The waitress came out of the kitchen, carrying a tray loaded with food, then froze in shock. Idris caught my eye and grinned—a non-sneering, nonthreatening grin, for a change. “Watch this!” he said. A moment later, the waitress’s tray turned into a feathered fan, and she began darting in and out of the line of dancers with surprising grace, waving her fan in front of her.
Idris laughed in delight. “Ooh, and how about this?” he said, still grinning. Soon the sounds of cookware being banged in rhythm with the dance came from the kitchen. “Good one, huh?” he asked. He looked like a little kid with a new toy. “Maybe they should dance, too.” One by one, the cooks came out of the kitchen, still banging pots and pans, to join in.

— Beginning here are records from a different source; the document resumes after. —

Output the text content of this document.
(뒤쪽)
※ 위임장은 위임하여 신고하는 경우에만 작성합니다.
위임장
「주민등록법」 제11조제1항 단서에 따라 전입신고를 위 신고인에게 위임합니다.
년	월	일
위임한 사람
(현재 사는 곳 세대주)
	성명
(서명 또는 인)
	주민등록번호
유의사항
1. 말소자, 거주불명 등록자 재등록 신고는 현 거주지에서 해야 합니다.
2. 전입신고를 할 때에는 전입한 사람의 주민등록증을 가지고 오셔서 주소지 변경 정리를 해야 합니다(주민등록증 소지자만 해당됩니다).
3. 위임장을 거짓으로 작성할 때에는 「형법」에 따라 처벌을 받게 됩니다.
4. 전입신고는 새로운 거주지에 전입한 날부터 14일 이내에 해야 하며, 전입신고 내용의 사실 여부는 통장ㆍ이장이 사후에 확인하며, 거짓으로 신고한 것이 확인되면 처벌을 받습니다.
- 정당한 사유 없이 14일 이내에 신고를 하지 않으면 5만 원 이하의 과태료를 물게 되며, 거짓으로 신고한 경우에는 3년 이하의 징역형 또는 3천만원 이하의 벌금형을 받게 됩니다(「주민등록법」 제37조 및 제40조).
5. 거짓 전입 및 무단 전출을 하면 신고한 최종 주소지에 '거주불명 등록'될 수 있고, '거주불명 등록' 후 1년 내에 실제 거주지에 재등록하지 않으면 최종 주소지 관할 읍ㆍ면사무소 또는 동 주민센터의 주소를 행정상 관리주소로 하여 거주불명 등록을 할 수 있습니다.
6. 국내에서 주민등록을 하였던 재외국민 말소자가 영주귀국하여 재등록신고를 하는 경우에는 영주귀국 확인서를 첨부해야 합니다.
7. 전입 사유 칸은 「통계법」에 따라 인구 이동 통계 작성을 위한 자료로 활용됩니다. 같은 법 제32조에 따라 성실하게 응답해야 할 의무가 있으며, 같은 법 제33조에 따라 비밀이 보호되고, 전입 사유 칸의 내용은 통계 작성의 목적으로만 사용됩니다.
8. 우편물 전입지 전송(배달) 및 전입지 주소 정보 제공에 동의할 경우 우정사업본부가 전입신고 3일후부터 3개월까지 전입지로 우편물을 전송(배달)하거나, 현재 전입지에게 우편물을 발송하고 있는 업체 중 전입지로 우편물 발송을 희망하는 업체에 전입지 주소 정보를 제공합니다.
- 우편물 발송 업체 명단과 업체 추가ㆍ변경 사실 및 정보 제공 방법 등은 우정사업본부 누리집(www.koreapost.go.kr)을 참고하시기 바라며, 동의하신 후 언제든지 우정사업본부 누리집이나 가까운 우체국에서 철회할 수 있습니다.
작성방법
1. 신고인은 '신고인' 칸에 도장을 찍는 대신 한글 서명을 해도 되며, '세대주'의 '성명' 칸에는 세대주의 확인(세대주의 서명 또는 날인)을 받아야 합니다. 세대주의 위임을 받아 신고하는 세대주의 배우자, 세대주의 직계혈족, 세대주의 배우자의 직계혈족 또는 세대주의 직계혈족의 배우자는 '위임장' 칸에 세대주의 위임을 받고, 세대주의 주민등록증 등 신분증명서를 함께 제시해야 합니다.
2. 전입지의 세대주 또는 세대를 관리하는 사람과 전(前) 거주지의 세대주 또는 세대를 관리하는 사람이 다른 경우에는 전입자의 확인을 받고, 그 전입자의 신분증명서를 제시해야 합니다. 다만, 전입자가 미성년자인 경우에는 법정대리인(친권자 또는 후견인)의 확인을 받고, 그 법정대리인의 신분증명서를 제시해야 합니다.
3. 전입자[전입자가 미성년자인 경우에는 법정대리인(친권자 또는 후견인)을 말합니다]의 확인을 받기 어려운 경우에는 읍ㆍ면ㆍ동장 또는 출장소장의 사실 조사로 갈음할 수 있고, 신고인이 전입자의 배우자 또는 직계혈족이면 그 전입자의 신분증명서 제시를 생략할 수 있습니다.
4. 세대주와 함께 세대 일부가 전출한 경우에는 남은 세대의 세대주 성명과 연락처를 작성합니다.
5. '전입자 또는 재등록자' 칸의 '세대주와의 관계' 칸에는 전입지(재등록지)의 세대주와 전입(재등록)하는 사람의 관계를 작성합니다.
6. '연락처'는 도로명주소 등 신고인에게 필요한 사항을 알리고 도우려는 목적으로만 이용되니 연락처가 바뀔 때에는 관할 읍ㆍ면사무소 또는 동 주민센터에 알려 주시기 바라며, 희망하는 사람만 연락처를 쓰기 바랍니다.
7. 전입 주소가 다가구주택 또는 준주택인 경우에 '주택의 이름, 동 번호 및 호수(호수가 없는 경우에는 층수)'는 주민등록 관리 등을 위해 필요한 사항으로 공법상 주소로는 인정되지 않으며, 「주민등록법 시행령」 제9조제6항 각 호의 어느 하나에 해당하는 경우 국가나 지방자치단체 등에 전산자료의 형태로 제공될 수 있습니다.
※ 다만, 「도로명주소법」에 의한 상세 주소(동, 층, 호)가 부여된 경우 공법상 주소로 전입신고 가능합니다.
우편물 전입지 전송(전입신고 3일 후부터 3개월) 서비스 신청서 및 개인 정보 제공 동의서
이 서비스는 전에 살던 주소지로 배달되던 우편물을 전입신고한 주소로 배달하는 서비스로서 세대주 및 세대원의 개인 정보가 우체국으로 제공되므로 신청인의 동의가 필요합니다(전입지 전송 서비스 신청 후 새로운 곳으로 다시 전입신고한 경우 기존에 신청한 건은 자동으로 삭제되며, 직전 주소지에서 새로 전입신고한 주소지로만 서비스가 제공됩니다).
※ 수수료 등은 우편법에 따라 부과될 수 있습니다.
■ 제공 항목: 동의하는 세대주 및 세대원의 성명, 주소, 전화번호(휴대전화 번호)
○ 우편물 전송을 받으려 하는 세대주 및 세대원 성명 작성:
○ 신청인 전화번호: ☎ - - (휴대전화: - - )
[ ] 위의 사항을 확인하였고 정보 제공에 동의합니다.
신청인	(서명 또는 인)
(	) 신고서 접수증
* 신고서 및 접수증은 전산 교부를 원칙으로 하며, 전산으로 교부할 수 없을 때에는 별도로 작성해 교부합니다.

Idris must have improved the spell, for it seemed to work better than the earlier versions had. I waited for him to spring the big surprise on Mom and confront her with the evidence of magic, or maybe to blackmail me into quitting MSI, but all he did was add more and more details to his extravaganza.

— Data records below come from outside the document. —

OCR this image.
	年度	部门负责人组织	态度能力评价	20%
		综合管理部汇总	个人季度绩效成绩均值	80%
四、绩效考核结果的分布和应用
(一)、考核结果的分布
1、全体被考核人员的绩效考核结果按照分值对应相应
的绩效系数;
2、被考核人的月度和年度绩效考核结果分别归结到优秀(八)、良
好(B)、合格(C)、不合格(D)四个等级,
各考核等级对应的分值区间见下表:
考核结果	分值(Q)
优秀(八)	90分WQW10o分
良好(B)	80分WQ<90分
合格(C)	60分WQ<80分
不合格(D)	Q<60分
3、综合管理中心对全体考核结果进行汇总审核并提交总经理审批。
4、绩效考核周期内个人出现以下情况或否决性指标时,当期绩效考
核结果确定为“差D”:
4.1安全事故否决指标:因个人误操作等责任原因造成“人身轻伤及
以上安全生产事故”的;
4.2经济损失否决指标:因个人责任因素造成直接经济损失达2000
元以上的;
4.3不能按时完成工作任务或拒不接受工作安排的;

Then it hit me: our evil archvillain had a raging case of ADD. He had the attention span of a toddler on a sugar high. He couldn’t maintain a good threat long enough to do any real damage before he got sidetracked by something shiny. The real danger wasn’t that he would take over the world. It was the chaos he could stir up while entertaining himself. He was more Dr. Evil than Dr. No.
Finally, he let out a gasp, then slumped onto the table, drenched in sweat. Around the deli, the patrons stopped dancing, returned to their seats, and collapsed, rubbing their temples. The waitress’s fan became a tray once more, but she didn’t get it settled before the soup hit the floor. She sank into the nearest chair, looking weary. The cooks joined her. I remembered the headache Owen had after a spell much like this one had been tested on him, and he’d only been under the influence for a few seconds. I could only imagine how these people must feel.
I was trying desperately to come up with a way of explaining what had happened when Mom rose from her seat, applauding. “Bravo!” she shouted. “That was wonderful. Thank you so much.” They all looked at her like she was crazy, then returned to rubbing their heads. Mom sat down, still beaming. “It’s just like in the movies,” she gushed.